Trevor Tice of CorePower Yoga. Image via YouTube.com
Trevor Tice of CorePower Yoga. Image via YouTube.com

Updated at 5:08 p.m. Jan. 26, 2017:

The death last month of the multimillionaire founder of CorePower Yoga, a nationwide chain of fitness studios, was due to accidental blunt-force head trauma apparently resulting from a spate of drunken falls in his Point Loma mansion, authorities said Thursday.

Patrol officers conducting a welfare check on 48-year-old Trevor Tice found his body at the entrance to a home office in his residence in the 900 block of Cornish Drive early on the afternoon of Dec. 12, according to San Diego police.

Due to the presence of obvious traumatic injuries on Tice’s body and “a large amount” of blood throughout the house, homicide detectives took charge of the case, SDPD Lt. Mike Holden said.

Postmortem examinations showed that Tice succumbed to head trauma he apparently suffered in a series of inebriated falls in his luxury home near Sunset Cliffs, according to the county Medical Examiner’s Office.

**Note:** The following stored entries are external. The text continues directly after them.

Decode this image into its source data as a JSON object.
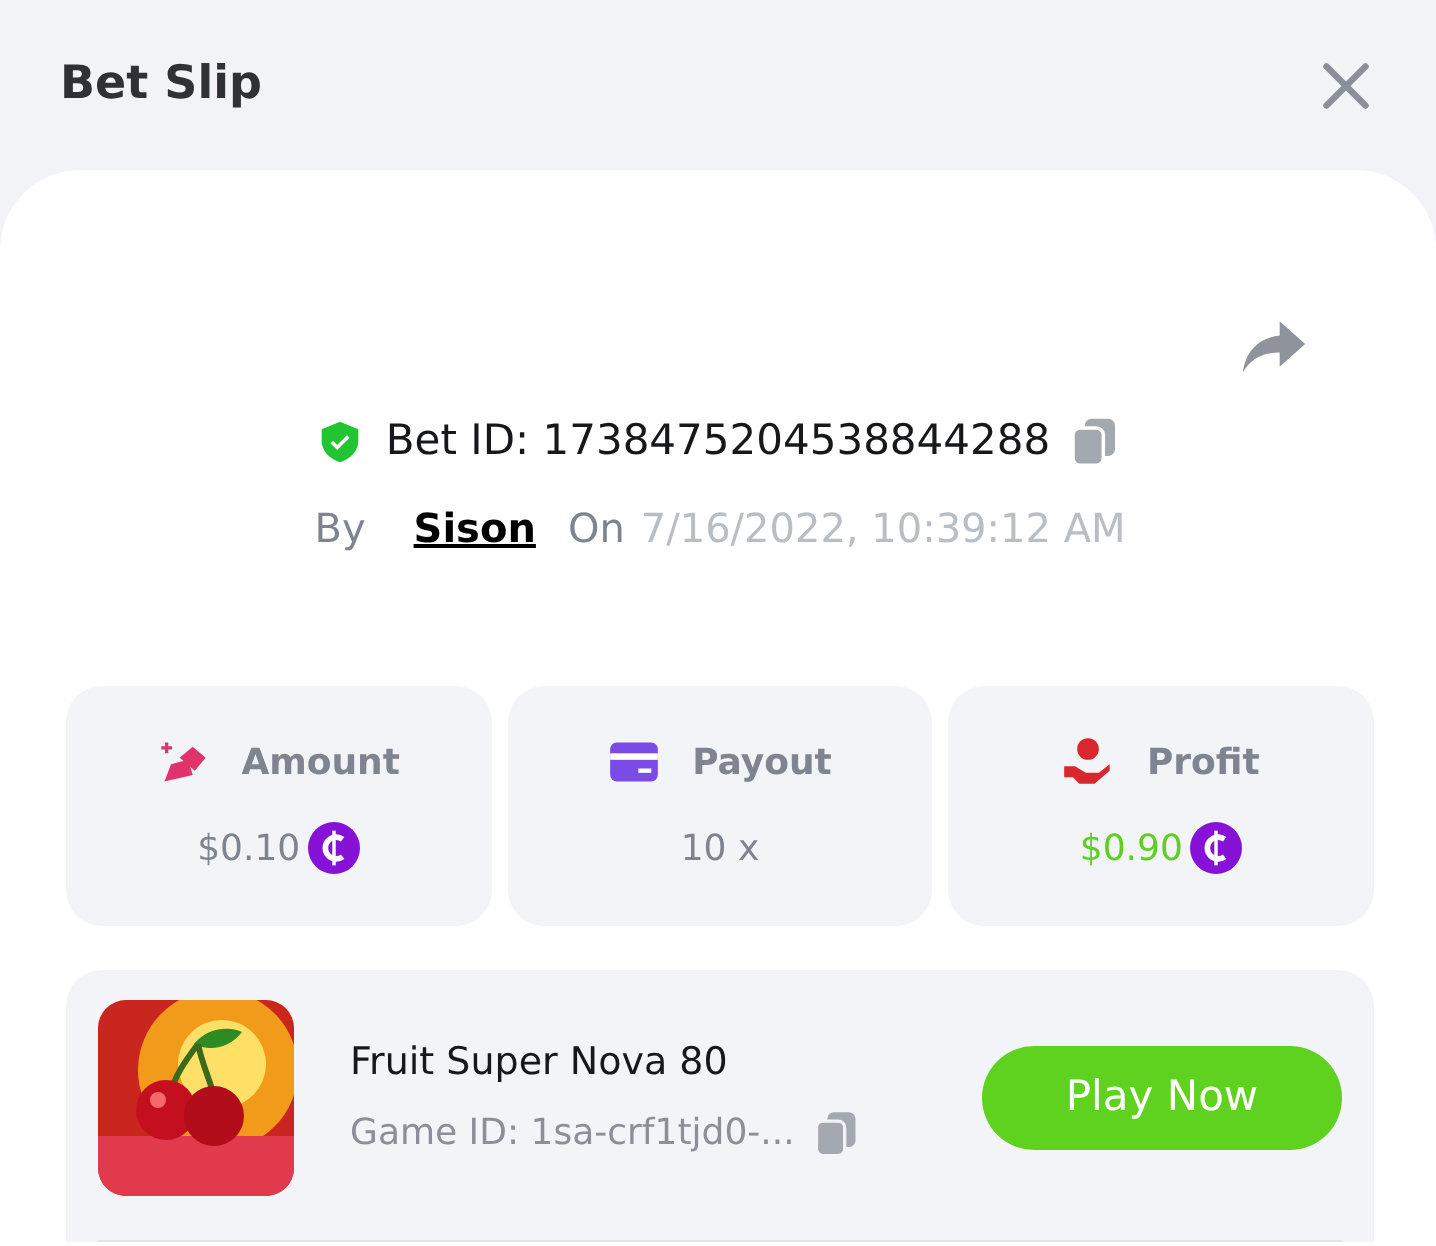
{
  "header": {
    "title": "Bet Slip"
  },
  "bet": {
    "verified": true,
    "id_label": "Bet ID: 1738475204538844288",
    "by_label": "By",
    "user": "Sison",
    "on_label": "On",
    "date": "7/16/2022, 10:39:12 AM"
  },
  "stats": [
    {
      "kind": "amount",
      "label": "Amount",
      "value": "$0.10",
      "coin": true,
      "color": "#7f8590"
    },
    {
      "kind": "payout",
      "label": "Payout",
      "value": "10 x",
      "coin": false,
      "color": "#7f8590"
    },
    {
      "kind": "profit",
      "label": "Profit",
      "value": "$0.90",
      "coin": true,
      "color": "#5fcf22"
    }
  ],
  "game": {
    "title": "Fruit Super Nova 80",
    "id_label": "Game ID: 1sa-crf1tjd0-...",
    "button": "Play Now"
  }
}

Between the accidents, he evidently made his way through the residence and rested or slept on several beds and a sofa, bleeding profusely on walls, floors and furniture in the process.

A contributing cause to Tice’s death was fatty liver disease, which “could reasonably have contributed to … increased bleeding from his injuries, and alone (absent the head injuries) could have resulted in death,” according to the report.

Postmortem tests registered a blood-alcohol level of 0.20 percent — an amount 2 1/2 times the legal limit for driving — and the presence of several antidepressants and a tranquilizer in Tice’s system, the document states.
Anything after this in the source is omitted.